Sunday, May 19, 2019

A Feast for the Eyes


“A Feast for the Eyes” is an exhibition in St. Petersburg Florida that I stumbled across on line. I was at the Museum of Fine Arts there once before and through an exhibition there came back in touch with my first girl friend at age 12. But that, is another story:  http://www.geraldstiebel.com/2012/10/the-first-girl-i-kissed.html

The museum has a diverse permanent collection covering  European art, but it seems that they have latched on to a major cache of wonderful European Old Masters that fill many gaps from the Grasset Collection.  The Grasset family came to Spain from France in the 1850’s and their name is now pronounced Grassette. Juan Manuel Grasset, who is close to 93 years old started acquiring what is now a fine collection of Old Master in the 1960’s.

Unbeknownst, to the St. Petersburg Museum staff, his daughter, Christina, has been vacationing with her family in St. Petersburg for almost a decade. She recently got in touch, inquiring if the Museum would like to show the collection as they were looking for an institution where it would serve a real purpose. 
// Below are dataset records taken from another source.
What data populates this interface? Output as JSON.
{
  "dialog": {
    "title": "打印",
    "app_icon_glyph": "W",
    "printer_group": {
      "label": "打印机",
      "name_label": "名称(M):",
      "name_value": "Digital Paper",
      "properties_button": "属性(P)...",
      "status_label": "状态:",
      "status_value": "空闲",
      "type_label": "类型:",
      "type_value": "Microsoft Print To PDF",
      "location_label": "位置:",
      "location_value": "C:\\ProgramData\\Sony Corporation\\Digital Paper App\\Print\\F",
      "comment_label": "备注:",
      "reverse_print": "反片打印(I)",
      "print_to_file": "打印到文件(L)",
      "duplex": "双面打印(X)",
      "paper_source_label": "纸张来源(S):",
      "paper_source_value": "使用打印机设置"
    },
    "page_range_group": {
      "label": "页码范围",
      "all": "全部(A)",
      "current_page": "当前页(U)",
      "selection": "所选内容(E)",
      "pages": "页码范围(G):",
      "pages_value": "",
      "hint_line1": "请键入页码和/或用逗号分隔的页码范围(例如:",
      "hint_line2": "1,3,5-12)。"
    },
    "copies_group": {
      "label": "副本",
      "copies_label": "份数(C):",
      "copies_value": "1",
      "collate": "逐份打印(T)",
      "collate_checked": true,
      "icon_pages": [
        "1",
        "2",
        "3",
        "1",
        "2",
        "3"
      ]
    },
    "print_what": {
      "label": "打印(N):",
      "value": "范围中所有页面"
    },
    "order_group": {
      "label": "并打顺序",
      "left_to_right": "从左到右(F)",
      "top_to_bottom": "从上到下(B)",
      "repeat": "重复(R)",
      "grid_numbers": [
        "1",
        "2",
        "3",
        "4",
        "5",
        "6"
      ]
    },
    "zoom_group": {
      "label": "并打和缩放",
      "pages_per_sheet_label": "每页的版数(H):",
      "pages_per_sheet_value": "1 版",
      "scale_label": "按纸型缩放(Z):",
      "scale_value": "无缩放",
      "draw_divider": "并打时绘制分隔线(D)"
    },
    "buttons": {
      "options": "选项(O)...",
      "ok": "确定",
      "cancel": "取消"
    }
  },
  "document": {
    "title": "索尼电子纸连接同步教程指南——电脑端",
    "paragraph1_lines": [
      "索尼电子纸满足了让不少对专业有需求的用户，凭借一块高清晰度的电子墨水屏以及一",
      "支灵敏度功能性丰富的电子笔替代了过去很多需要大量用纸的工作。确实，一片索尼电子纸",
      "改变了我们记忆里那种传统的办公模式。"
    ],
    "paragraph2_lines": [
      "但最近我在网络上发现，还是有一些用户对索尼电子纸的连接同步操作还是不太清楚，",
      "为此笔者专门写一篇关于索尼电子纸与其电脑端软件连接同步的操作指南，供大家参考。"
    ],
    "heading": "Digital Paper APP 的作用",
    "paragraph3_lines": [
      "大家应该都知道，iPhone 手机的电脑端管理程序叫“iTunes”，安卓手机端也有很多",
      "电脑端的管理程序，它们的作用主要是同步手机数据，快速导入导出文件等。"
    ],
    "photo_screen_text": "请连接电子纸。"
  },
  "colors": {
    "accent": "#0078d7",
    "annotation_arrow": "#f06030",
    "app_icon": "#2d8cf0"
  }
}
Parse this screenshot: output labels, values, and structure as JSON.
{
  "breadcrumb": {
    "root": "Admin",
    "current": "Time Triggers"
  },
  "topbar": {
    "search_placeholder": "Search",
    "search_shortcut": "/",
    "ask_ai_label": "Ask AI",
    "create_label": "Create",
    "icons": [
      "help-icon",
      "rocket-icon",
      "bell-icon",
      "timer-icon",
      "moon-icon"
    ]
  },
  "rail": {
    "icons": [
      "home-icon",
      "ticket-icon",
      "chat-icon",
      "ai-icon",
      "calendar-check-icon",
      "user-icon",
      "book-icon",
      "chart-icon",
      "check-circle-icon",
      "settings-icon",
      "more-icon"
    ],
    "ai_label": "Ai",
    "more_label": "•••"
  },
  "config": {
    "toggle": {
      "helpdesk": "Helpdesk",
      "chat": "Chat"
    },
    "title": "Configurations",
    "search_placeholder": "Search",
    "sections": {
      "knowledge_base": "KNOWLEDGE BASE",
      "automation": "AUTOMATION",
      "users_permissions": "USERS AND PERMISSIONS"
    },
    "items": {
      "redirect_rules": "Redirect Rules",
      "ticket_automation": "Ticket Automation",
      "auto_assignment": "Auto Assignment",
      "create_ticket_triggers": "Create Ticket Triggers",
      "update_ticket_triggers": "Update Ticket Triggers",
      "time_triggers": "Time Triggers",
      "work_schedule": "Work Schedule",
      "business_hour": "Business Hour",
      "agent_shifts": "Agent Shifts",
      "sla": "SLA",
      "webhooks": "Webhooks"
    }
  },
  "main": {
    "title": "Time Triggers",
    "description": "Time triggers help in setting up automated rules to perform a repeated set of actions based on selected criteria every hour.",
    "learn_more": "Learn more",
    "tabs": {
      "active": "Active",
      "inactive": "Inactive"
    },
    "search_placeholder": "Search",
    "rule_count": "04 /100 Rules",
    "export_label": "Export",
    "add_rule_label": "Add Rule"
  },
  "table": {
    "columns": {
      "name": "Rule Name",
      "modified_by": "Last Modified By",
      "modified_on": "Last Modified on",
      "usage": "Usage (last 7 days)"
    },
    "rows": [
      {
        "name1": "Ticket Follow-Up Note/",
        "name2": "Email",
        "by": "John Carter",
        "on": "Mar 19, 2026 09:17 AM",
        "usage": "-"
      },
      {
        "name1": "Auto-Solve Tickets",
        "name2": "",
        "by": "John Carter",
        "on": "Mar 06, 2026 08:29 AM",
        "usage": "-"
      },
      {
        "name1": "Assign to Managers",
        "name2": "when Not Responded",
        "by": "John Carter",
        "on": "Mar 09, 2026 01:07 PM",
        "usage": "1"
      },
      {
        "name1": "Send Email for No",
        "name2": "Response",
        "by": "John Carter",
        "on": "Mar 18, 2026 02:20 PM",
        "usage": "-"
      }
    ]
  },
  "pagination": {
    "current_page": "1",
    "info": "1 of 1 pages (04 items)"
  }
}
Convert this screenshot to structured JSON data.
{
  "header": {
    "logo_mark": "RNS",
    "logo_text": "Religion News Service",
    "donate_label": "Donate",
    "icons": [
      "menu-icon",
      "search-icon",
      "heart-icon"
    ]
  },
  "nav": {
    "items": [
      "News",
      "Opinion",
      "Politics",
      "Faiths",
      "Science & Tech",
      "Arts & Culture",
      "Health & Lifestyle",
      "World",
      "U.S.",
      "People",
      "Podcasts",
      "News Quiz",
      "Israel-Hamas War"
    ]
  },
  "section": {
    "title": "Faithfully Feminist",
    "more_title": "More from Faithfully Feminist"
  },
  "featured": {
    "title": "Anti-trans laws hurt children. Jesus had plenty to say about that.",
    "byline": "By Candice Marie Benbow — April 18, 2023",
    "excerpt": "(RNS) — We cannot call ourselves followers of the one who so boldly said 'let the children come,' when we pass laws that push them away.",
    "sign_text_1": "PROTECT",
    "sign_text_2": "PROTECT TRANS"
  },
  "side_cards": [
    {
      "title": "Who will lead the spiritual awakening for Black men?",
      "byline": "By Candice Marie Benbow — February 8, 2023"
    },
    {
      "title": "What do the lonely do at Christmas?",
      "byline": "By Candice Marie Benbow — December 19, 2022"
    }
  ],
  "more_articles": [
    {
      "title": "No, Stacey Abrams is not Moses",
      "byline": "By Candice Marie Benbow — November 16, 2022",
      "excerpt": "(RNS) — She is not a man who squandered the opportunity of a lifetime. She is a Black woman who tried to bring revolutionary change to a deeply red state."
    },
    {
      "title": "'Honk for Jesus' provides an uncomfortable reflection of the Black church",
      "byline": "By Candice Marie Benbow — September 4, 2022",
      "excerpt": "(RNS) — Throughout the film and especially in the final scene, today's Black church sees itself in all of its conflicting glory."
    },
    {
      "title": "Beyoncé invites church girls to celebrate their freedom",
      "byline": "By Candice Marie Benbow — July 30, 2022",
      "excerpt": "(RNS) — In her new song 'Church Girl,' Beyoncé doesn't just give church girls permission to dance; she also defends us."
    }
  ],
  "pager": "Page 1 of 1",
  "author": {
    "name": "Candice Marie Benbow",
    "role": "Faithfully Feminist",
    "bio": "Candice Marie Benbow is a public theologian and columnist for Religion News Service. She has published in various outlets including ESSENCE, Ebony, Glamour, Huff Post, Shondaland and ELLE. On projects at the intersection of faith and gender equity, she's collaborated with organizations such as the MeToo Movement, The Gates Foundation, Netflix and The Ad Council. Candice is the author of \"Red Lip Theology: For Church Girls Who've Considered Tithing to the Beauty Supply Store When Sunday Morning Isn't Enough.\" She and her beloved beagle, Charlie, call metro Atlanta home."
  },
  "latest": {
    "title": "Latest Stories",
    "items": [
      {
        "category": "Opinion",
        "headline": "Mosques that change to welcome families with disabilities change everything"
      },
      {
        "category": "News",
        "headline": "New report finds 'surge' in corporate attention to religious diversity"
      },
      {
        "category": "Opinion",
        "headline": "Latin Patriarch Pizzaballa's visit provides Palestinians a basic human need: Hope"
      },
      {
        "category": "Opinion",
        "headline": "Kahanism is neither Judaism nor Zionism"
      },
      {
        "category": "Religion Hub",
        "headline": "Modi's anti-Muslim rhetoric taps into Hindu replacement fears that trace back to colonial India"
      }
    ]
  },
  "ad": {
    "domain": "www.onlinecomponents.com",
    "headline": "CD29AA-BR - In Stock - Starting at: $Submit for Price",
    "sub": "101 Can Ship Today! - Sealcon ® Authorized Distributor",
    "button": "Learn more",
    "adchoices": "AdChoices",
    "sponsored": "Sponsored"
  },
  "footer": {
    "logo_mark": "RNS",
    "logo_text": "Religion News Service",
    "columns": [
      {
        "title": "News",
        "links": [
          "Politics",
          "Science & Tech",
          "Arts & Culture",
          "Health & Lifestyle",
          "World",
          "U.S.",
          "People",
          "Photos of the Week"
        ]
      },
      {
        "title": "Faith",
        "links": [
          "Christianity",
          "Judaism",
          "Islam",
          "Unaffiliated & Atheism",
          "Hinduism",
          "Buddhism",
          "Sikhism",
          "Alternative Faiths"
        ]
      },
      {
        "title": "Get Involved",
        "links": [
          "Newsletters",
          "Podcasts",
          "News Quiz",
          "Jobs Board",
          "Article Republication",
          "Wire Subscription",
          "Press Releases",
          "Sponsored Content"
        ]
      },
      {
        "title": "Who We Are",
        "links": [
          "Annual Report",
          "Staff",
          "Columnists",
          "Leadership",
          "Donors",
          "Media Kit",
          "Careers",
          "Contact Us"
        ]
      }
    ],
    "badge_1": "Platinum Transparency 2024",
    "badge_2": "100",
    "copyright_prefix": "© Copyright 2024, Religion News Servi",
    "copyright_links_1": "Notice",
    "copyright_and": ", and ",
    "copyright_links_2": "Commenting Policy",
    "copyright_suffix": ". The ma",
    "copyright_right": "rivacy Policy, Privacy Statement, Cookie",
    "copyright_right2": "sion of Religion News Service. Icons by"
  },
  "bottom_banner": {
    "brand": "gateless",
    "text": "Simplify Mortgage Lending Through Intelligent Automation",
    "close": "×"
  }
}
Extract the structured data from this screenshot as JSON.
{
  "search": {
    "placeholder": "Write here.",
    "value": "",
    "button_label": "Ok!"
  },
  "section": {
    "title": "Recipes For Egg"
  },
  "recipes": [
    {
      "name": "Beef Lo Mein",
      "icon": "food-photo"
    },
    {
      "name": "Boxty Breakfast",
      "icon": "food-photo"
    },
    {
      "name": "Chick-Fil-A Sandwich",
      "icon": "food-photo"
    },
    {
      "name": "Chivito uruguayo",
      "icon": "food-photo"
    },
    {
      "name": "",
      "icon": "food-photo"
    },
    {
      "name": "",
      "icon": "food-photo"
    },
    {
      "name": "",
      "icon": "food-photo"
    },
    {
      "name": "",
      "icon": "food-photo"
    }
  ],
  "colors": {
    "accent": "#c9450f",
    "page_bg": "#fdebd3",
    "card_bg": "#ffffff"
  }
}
The exhibition certainly adds a whole new dimension to St. Petersburg’s holdings, being in the words of the Museum Director, Kirsten Shepherd, “a gift to young people in our community whose first impression of so-called ‘Old Masters’ will be these delightfully fresh and lively masterpieces.”

The exhibition features forty superb Old Master paintings from the 17th and 18th centuries by major Italian, Spanish, German, Dutch and Netherlandish artists, with an emphasis on the Low Countries. This is only the second time this collection has been shown publicly. It was at the San Diego Museum of Art in 2016.

An engineer by profession, Mr. Grasset was obviously a very dedicated and discerning collector to have been able to acquire so choice a group of Old Masters over the last half century. As museums gobble up collections there is less and less on the market. Still, there are deaccessions: Christies just announced that it was getting a group of works from a member of the Rothschild family. 

Here are some of the Grasset pictures that caught my eye.  The one that has received the most publicity is the Giovanni Antonio Canal, known as Canaletto, Italian, 1697–1768.  It is probably also the most accessible since it is a scene of the Grand Canal in Venice. Who is not in love with the myth and reality of Venice?



There are a number of still lives, one by the most famous 17th century Dutch Still-Life painters, Jan Davidsz De Heem.  Titled, and this will be a surprise, “A Still Life of Flowers in a Glass”!    Another well-known artist of the period was Floris Claesz who has actually painted “The Feast for the Eyes” with the table setting with pitcher, goblet and cheese, fruit and nuts.  Note the trompe l’oeil effect of the knife tipped up against the cheese plate. 




My final example is possibly the most valuable,-- Jan Brueghel the Elder (1568–1625), Flemish, “A Wooded River Landscape, with a Fish Market and Fishing Boats,” It is a small picture and painted on copper which gives it a luminous quality because the paint is not absorbed by wood or canvas but sits on the surface, glistening.